I was blogging, then I wasn’t. Then Euan Semple reminded me of the importance of sharing thoughts and opinions in his book Organisations don’t tweet, people do. He asks: “how does the world ever change except by people sharing their opinions?”
I was preoccupied with business, forgetting that my business is sharing ideas. My responsibility is to support the (professional) development of ministers, and my mind had flitted from one frame of mind to another – from the frame of mind in which there is organic development through community sharing to the less productive frame of mind governed by the metaphor of the machine. It’s working our way out of one skin into another.

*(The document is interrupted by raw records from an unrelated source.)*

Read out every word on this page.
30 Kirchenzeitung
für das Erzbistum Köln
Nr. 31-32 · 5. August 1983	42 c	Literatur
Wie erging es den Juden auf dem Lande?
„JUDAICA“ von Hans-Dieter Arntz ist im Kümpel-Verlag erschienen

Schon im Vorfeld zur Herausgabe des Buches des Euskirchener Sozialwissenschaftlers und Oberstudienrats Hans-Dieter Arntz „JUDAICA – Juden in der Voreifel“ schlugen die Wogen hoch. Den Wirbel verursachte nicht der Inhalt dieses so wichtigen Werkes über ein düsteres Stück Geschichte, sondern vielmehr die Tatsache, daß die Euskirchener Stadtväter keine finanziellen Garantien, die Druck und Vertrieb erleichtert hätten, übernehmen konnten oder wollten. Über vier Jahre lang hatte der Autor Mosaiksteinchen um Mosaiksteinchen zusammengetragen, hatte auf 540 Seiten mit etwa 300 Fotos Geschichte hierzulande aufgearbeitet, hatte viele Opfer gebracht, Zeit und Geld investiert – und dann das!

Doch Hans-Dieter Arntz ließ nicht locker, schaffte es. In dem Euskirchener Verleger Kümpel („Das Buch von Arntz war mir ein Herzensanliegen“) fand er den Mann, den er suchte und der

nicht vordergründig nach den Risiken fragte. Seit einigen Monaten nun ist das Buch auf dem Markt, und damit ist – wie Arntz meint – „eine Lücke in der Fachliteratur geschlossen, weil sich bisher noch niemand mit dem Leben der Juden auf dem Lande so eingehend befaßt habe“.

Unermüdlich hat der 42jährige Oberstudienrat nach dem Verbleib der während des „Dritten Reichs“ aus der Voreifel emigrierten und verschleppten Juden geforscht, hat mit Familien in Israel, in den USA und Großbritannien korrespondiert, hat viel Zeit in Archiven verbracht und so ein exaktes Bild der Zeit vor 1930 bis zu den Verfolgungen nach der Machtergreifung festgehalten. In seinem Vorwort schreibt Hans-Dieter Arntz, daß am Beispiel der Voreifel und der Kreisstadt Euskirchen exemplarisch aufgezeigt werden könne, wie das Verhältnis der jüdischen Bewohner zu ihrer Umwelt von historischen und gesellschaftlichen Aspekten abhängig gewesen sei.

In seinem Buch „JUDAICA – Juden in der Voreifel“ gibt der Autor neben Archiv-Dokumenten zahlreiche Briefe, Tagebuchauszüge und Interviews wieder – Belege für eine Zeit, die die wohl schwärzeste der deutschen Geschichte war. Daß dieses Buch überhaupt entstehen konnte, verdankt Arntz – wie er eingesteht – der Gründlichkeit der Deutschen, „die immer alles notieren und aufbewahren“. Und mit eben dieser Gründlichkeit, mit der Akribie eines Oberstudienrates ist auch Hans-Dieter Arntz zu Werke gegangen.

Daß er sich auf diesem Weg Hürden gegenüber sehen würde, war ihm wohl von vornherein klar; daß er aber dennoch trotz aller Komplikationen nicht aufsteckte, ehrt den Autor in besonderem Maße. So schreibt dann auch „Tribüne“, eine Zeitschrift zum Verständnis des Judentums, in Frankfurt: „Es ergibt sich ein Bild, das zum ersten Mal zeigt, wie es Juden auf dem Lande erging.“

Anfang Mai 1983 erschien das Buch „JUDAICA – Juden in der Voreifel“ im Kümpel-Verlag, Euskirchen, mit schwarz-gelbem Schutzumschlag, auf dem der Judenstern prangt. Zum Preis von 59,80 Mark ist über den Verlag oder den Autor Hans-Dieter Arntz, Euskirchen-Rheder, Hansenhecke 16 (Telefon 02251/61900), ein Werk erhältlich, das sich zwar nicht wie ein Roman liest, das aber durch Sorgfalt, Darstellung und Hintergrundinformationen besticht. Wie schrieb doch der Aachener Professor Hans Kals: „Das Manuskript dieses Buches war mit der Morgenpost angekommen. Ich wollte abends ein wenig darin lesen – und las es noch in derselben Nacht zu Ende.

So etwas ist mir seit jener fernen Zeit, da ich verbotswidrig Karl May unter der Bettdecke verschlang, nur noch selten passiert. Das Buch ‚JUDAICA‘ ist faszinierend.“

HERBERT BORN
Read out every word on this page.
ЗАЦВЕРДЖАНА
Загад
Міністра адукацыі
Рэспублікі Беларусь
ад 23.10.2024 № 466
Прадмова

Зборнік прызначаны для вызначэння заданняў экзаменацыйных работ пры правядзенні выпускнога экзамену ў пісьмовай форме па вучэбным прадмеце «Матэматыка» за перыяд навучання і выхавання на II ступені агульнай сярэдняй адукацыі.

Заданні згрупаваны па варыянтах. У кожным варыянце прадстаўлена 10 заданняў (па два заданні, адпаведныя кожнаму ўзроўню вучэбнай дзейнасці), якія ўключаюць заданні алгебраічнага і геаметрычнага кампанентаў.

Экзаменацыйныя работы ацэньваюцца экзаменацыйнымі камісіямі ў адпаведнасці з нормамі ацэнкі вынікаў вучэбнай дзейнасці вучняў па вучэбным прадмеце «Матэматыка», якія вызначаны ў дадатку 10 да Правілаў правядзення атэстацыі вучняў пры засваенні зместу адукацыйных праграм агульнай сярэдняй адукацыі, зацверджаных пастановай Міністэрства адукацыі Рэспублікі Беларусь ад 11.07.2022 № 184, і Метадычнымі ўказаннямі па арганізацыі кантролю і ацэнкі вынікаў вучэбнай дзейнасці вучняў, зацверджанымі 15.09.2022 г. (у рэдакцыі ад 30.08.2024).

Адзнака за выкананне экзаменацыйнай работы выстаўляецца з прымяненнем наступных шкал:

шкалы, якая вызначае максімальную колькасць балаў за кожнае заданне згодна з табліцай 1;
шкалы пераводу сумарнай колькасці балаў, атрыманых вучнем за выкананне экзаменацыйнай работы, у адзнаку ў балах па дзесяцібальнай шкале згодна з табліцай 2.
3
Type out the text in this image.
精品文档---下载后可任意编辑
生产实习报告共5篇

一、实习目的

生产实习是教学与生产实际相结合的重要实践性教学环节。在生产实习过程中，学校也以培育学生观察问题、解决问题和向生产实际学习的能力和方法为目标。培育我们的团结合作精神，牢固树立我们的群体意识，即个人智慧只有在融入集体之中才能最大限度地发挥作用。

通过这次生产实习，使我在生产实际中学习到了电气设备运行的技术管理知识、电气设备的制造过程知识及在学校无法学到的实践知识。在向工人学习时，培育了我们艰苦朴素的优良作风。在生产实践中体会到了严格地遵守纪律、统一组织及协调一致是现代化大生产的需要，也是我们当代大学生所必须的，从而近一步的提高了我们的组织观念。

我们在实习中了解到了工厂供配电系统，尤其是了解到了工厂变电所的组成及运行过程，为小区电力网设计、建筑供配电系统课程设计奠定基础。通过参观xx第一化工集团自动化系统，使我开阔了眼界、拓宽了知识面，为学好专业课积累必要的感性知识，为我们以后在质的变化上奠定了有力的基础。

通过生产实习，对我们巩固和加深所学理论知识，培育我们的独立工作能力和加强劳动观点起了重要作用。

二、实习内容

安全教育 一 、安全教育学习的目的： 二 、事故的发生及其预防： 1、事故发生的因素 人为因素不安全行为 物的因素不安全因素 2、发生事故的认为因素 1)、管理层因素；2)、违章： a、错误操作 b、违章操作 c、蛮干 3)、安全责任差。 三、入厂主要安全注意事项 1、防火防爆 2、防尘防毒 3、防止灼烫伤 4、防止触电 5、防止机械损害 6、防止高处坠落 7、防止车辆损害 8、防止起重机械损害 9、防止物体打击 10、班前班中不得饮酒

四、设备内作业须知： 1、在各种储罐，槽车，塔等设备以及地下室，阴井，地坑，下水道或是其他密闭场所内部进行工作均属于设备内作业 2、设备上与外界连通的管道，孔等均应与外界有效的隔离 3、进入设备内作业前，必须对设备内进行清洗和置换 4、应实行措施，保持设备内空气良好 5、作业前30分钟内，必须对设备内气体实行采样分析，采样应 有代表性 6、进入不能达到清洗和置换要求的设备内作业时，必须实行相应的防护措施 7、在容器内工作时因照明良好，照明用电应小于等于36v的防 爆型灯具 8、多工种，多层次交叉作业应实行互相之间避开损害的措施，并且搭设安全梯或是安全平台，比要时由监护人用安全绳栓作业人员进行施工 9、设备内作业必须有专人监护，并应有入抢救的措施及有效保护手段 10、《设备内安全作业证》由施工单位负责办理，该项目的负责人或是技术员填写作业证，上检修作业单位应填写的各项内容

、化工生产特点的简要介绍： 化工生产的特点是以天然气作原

I belong to an organisation that, rightly, takes itself seriously. It cares about risk and dangers – among them the risks involved in social media. Organisations don’t tweet, people do is a powerful argument for overcoming the fear of engagement with social media. One of those reasons is to make the virtual space of the web inhabitable for our children. “If we leave it to the gunslingers and the pornographers it will stay uninhabitable” writes Euan Semple. He continues, “If we want to make it habitable we have to make it so by being in there behaving in productive and positive ways and showing that it can be a tool for good.”
And so it is. I wasn’t blogging, but now I am.
The strapline to the Prologue to John’s Gospel could be “a Word in Edgeways” as John describes Jesus as God’s word “that became flesh and dwelt among us”. It’s important that we get our word in edgeways in as many ways and spaces as possible. None of this is new. Getting our word in edgeways has been a responsibility since we began to use language. Responsible citizens have been using it ever since to name names, to make sense, to work things out, to share opinions and to make peace (and their opposites). There is now a new space for exploration which is the virtual space of the worldwide web. How can we live well there?